Richard Descoings était en passe de transformer Sciences Po en plaque tournante de l’enseignement international. The Economist regrette que ses successeurs veuillent que l’école retrouve sa mission initiale. Alors, Richard Descoings, mieux que Philby ? Le centre névralgique du modèle français aux mains d’une taupe anglo-saxonne ? De la redoutable efficacité du soft power américain ? Mais, avant de réformer notre école ne serait-il pas judicieux de s’interroger sur le modèle qu’on lui a choisi ? Car  l’Université américaine va mal. Le coût de son enseignement a explosé, sa qualité a baissé, ses élèves, qui pour une part significative sortent sans diplôme, sont surendettés, parfois en faillite (pour plus de 30% d’entre eux, dans le cas de 200 universités). Il va falloir penser au gain de productivité. Cours en ligne, et achat à la carte, un module par ci, un autre par là.
Bataille entre Google, Amazon, Apple et Facebook. Chacun veut entrer sur le terrain de l’autre, et protéger son territoire. En fait, attention au régulateur. Mais toute l’Amérique n’est pas aussi combative. L’inventeur des drones, israélien, juge l’industrie américaine de la défense comme von Braun, en son temps. A savoir, des entreprises incompétentes, parasitées par l’intérêt personnel qui voit l’innovation comme un danger. A ce sujet, l’impression 3D va-t-elle être tuée par la peur de la copie ? Heureusement, les réformes de la santé d’Obama créeraient un appel d’air pour les start ups. (Une politique du durable ne pourrait-elle pas avoir le même effet ? me suis-je demandé.)

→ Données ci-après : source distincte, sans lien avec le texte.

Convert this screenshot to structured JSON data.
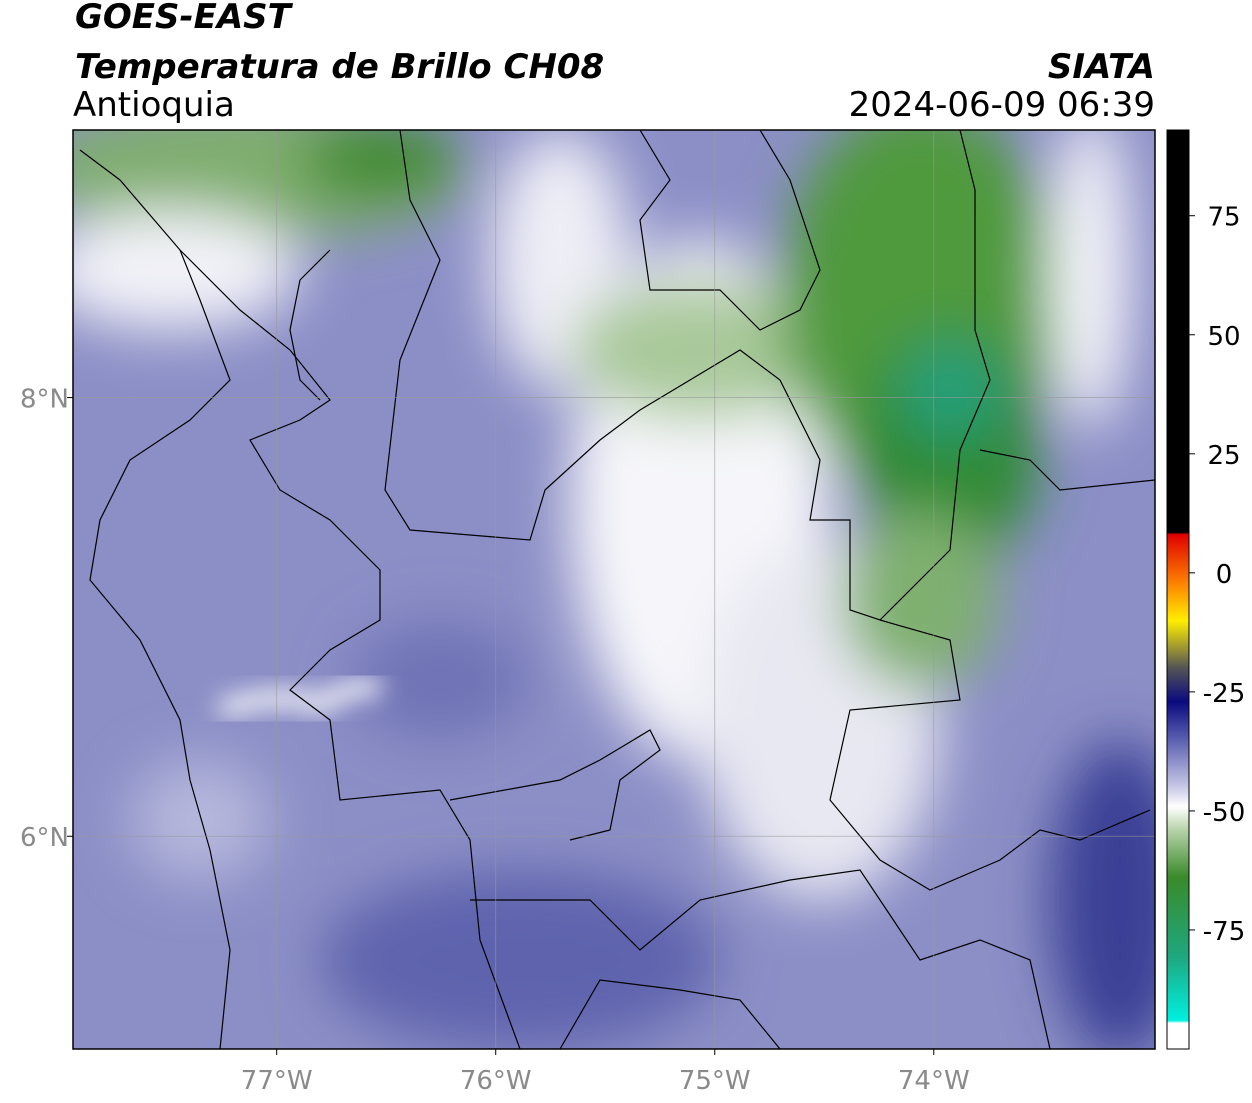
{
  "header": {
    "satellite": "GOES-EAST",
    "product": "Temperatura de Brillo CH08",
    "region": "Antioquia",
    "agency": "SIATA",
    "datetime": "2024-06-09 06:39"
  },
  "map": {
    "xlim": [
      -77.93,
      -72.99
    ],
    "ylim": [
      5.03,
      9.22
    ],
    "xticks": [
      {
        "value": -77,
        "label": "77°W"
      },
      {
        "value": -76,
        "label": "76°W"
      },
      {
        "value": -75,
        "label": "75°W"
      },
      {
        "value": -74,
        "label": "74°W"
      }
    ],
    "yticks": [
      {
        "value": 6,
        "label": "6°N"
      },
      {
        "value": 8,
        "label": "8°N"
      }
    ],
    "grid": true
  },
  "colorbar": {
    "lim": [
      -100,
      93
    ],
    "ticks": [
      75,
      50,
      25,
      0,
      -25,
      -50,
      -75
    ]
  }
}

La France menace de nationaliser Florange, qui n’est pas rentable. Retour à l’ère Mitterrand ? Plutôt artifice de négociation. En tout cas, les grandes entreprises indiennes, conglomérats gigantesques et hétéroclites, vont mal. En particulier Mittal. Certes, elles ne sont pas poussées par le profit (« notre objectif est la construction d’une nation, l’emploi et l’acquisition de compétences »), mais leur manque de rentabilité ne peut que paralyser leur développement. Elles n’ont donc plus les moyens d’investir en Inde. Ce qui est mauvais pour le  pays.

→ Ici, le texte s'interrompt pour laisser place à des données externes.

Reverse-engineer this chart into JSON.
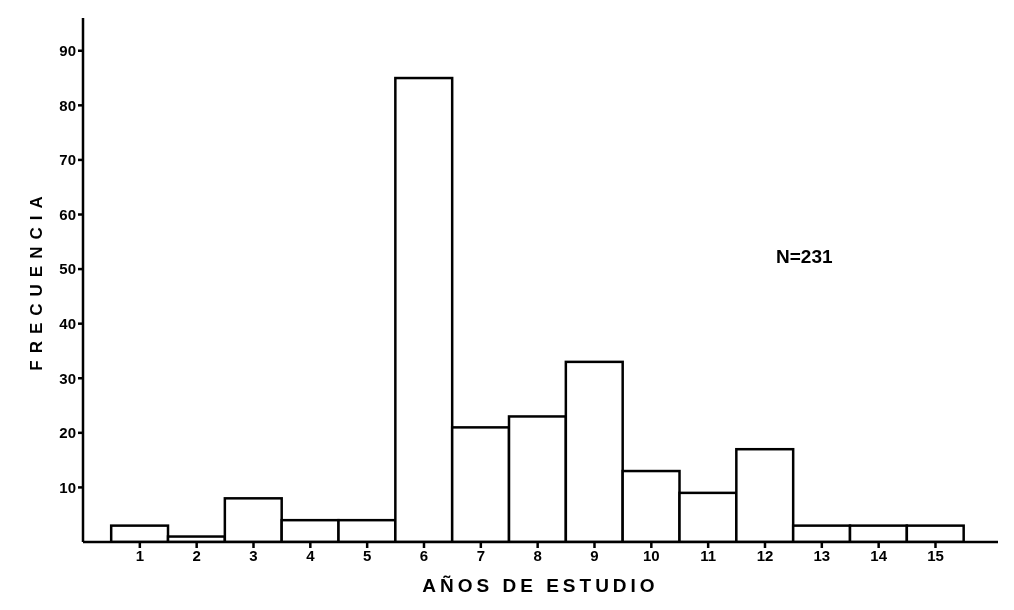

Le FMI, à contre-emploi, aide le Grec enseveli sous les dettes. La banque d’Angleterre recrute son nouveau directeur dans ses colonies. En Egypte, la situation se tend. D’un côté des islamistes qui se donnent des pouvoirs dictatoriaux, de l’autre une coalition d’opposants bien plus décidés et puissants qu’on ne l’aurait attendu. En Syrie, l’opposition gagne du terrain. « Militairement, il y a eu de grands progrès (…) mais nous appréhendons tous ce qui viendra après ». Mais, qu’ils n’attendent pas de secours de M.Obama. Seule l’Amérique l’intéresse.
Comment recruter un dirigeant ? « Éviter les gens de l’extérieur, si les choses vont bien ». Sinon, le mieux est de recruter un ancien membre de la société qui a réussi ailleurs, ou, à défaut, d’acclimater un extérieur pendant quelques temps avant de lui donner le pouvoir.
Les virus seraient-ils à l’origine des espèces ? Certains d’entre eux s’insèrent dans des parties de l’ADN, négligées par la science jusqu’ici. Elles agiraient sur les caractéristiques de l’individu. 

Portrait robot de l’utilisateur de Facebook

Résumé d’une étude. Qu’est-ce qui intéresse ceux qui utilisent Facebook :

  1. Observer en voyeurs la vie des autres.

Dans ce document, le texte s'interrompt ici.